Sometimes the memory begins there, in that final, softly-illuminated shadow on the esplanade, on tiles white as blocks of ice, as if there were not one dock but dozens, hundreds of rows of docks, all lined up and glazed by the electric light of the street lamps lining the way. Other times the memory begins later, when they’re already heading into the dunes. Marita’s feet, from behind, are clumsily large, as are her arms, their volume disproportionate to any other part of her body. She’s wearing a maroon skirt and a blue Tshirt that don’t match, and black flip-flops with the Brazilian flag on them. Every time she takes a step, he can see the flags on the soles of her flip-flops. She’s a sullen person — not a person but a cylinder of flesh all out of proportion — and bulges out here and there as she walks. In the memory, he’s behind her for a time and then he moves up beside her. Or is she the one who moves beside him?

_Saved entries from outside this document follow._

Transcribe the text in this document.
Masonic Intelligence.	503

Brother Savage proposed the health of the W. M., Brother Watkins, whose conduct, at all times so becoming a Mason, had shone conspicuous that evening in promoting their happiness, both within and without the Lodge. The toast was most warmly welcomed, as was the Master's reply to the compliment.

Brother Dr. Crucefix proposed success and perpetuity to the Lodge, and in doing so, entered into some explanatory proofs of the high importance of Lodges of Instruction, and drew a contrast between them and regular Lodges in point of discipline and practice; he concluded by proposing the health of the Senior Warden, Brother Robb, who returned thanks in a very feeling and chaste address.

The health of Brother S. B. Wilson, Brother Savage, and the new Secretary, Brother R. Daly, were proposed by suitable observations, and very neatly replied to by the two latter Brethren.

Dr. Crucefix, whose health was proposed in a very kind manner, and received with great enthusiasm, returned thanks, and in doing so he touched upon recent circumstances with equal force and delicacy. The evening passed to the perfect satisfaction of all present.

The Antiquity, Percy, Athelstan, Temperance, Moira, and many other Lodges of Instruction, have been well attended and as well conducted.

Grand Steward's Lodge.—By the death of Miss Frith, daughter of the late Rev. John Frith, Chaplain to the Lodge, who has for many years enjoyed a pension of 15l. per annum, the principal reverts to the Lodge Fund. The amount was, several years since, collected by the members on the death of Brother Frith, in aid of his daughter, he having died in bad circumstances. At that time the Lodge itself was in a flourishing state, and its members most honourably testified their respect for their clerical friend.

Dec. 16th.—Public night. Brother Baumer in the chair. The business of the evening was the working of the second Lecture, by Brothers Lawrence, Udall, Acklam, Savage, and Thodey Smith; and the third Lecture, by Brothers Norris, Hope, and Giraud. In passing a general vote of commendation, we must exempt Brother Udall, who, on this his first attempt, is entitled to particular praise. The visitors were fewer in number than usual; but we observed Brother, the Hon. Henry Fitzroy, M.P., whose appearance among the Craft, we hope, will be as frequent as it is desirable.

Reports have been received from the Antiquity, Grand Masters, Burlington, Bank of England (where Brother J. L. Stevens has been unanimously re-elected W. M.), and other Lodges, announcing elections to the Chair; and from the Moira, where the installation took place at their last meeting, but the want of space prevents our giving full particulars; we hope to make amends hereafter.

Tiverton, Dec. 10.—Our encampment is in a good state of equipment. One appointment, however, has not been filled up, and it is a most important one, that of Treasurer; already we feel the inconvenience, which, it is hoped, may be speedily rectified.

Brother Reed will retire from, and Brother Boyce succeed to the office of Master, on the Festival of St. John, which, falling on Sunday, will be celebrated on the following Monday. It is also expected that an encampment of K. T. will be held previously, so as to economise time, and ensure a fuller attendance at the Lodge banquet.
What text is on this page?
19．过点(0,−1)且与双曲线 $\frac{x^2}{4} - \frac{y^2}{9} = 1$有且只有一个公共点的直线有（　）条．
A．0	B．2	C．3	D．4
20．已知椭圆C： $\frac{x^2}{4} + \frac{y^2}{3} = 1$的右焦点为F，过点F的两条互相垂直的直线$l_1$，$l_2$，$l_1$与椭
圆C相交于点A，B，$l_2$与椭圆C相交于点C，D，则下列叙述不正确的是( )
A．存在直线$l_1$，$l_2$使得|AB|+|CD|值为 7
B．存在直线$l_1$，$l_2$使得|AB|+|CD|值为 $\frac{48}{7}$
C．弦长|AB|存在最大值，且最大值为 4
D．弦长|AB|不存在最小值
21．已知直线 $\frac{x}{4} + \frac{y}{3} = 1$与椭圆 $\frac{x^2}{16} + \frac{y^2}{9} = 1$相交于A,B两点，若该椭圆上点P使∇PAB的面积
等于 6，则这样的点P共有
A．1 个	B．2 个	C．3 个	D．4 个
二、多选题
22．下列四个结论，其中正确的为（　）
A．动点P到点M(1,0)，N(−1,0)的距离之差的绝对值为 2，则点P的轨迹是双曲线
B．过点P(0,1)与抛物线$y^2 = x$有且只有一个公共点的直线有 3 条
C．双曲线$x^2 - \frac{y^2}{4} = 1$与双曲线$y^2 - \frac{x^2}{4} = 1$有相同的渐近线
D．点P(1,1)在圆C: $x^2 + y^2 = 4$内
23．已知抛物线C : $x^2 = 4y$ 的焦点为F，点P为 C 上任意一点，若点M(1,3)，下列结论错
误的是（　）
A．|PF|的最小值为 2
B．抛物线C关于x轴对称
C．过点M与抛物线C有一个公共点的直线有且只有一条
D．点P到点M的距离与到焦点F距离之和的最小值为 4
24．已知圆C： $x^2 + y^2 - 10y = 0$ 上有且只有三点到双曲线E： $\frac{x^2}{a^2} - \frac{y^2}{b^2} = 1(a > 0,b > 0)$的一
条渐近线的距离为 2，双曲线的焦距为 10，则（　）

It’s odd — during that space of time there is almost no sign of Marcos, Pablo, Tejas, or Rivero. And, when he looks at her, her mouth is more lusterless and rougher than it ever has been before, like a low sound in the middle of an inexpressive face. Most of the time, though, the memory is not made up of images but of sensations. The plants and branches in the memory are a tangle of dense, jungle-like vegetation that obeys a law of its own, one that has nothing to do with him. It’s as if the world itself were at a critical juncture in the memory, unable to keep going, as if norms and infractions were suspended there, or had conspired to create a strange testing ground, a zero-gravity capsule. In the memory his heart is cold, like an actor in a movie who he knows doesn’t have long to live.